Los Angeles real estate ended last year on a high note but how long will it last?
According to a year-end report from Douglas Elliman that examined L.A.’s Westside and downtown real estate market was rosy with the median sales price climbing 7.3 percent year-over-year in the fourth quarter to $1.03 million. L.A.’s Westside and downtown real estate market sale had a median of 7.3 percent year-over-year in the fourth quarter to $1.03 million.
“While the market is softer than a year ago, it is still moving very quickly,” said Jonathan Miller, president of the real estate appraisal firm Miller Samuel and author of the report. “Inventory is rising slowly in response to record prices as more sellers are looking to time the market.”
According to The Hollywood Reporter, “The number of sales in the final three months of 2016 fell a dramatic 12.1 percent to 2,803 from a year prior, which signifies the largest drop in sales since the market crash of 2008.”

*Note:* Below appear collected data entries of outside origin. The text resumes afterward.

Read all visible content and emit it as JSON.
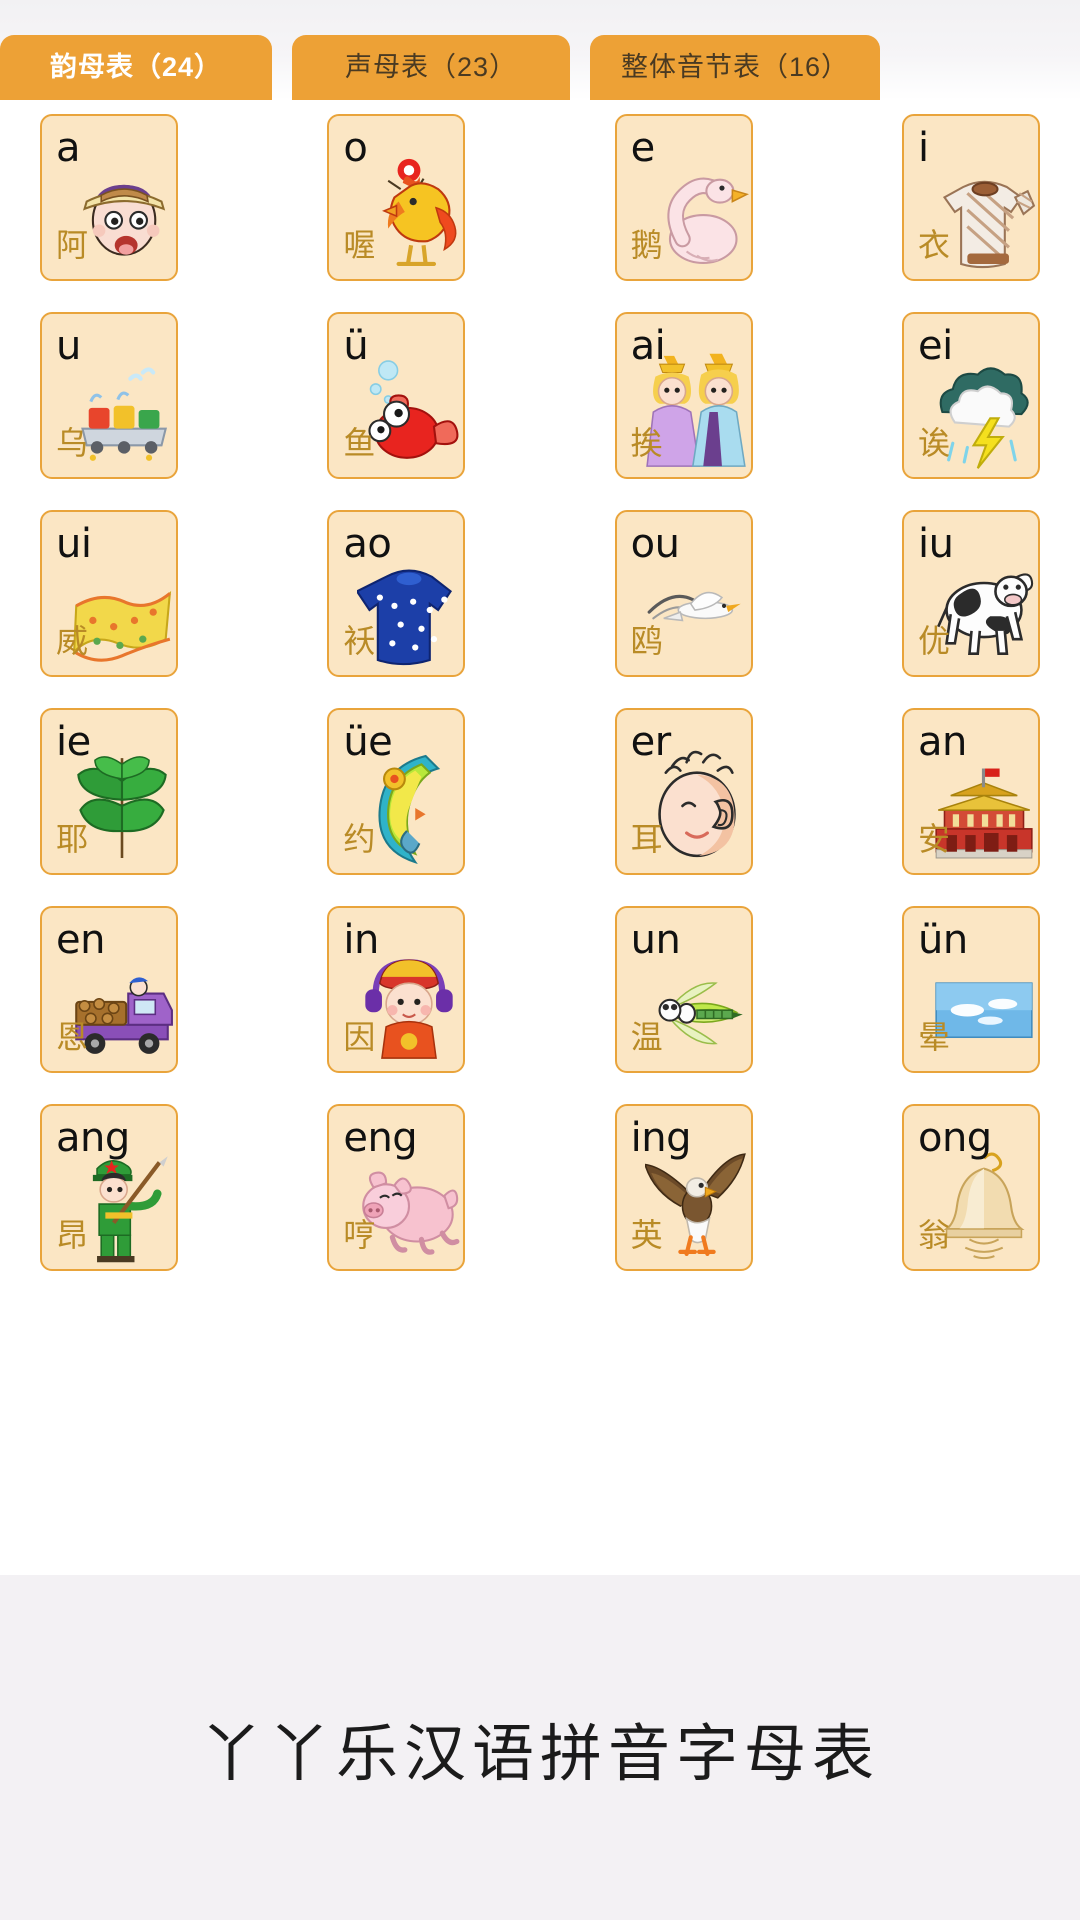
{
  "tabs": [
    {
      "label": "韵母表（24）",
      "active": true,
      "name": "tab-finals"
    },
    {
      "label": "声母表（23）",
      "active": false,
      "name": "tab-initials"
    },
    {
      "label": "整体音节表（16）",
      "active": false,
      "name": "tab-whole-syllables"
    }
  ],
  "colors": {
    "tab_bg": "#eda136",
    "tab_active_text": "#ffffff",
    "tab_text": "#4a3a22",
    "card_bg": "#fbe6c4",
    "card_border": "#e9a43b",
    "pinyin_text": "#111111",
    "hanzi_text": "#b98b26",
    "footer_bg": "#f3f1f4",
    "page_bg": "#ffffff"
  },
  "cards": [
    {
      "pinyin": "a",
      "hanzi": "阿",
      "art": "boy-face"
    },
    {
      "pinyin": "o",
      "hanzi": "喔",
      "art": "rooster"
    },
    {
      "pinyin": "e",
      "hanzi": "鹅",
      "art": "goose"
    },
    {
      "pinyin": "i",
      "hanzi": "衣",
      "art": "sweater"
    },
    {
      "pinyin": "u",
      "hanzi": "乌",
      "art": "toy-train"
    },
    {
      "pinyin": "ü",
      "hanzi": "鱼",
      "art": "red-fish"
    },
    {
      "pinyin": "ai",
      "hanzi": "挨",
      "art": "two-princesses"
    },
    {
      "pinyin": "ei",
      "hanzi": "诶",
      "art": "thunder-cloud"
    },
    {
      "pinyin": "ui",
      "hanzi": "威",
      "art": "yellow-blanket"
    },
    {
      "pinyin": "ao",
      "hanzi": "袄",
      "art": "blue-coat"
    },
    {
      "pinyin": "ou",
      "hanzi": "鸥",
      "art": "seagull"
    },
    {
      "pinyin": "iu",
      "hanzi": "优",
      "art": "dairy-cow"
    },
    {
      "pinyin": "ie",
      "hanzi": "耶",
      "art": "green-leaf"
    },
    {
      "pinyin": "üe",
      "hanzi": "约",
      "art": "crescent-moon"
    },
    {
      "pinyin": "er",
      "hanzi": "耳",
      "art": "ear-head"
    },
    {
      "pinyin": "an",
      "hanzi": "安",
      "art": "tiananmen"
    },
    {
      "pinyin": "en",
      "hanzi": "恩",
      "art": "truck-logs"
    },
    {
      "pinyin": "in",
      "hanzi": "因",
      "art": "girl-headphones"
    },
    {
      "pinyin": "un",
      "hanzi": "温",
      "art": "dragonfly"
    },
    {
      "pinyin": "ün",
      "hanzi": "晕",
      "art": "blue-sky"
    },
    {
      "pinyin": "ang",
      "hanzi": "昂",
      "art": "soldier-boy"
    },
    {
      "pinyin": "eng",
      "hanzi": "哼",
      "art": "pink-pig"
    },
    {
      "pinyin": "ing",
      "hanzi": "英",
      "art": "eagle"
    },
    {
      "pinyin": "ong",
      "hanzi": "翁",
      "art": "bell"
    }
  ],
  "footer": {
    "title": "丫丫乐汉语拼音字母表"
  }
}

Colin Keenan, senior V.P. of Douglas Elliman Real Estate said that, historically, the market activity goes up during elections.
“It appears that the election season caused many market participants to pause, creating pent-up demand. After the election, there was a release and anecdotal feedback suggests that the market has jumped. I don’t think this means higher sales volume will be sustained in 2017. I saw this in 2012 as well,” Miller said.
Economist with the California Association of Realtors, Jordan Levin said that the higher-priced homes are going to get some big price cuts:
“In general the trend countywide is that things are slowing down. The market is still growing but the higher-priced homes are staying on the market longer and the premium prices aren’t being met. Folks are starting to get some discounts,” he said.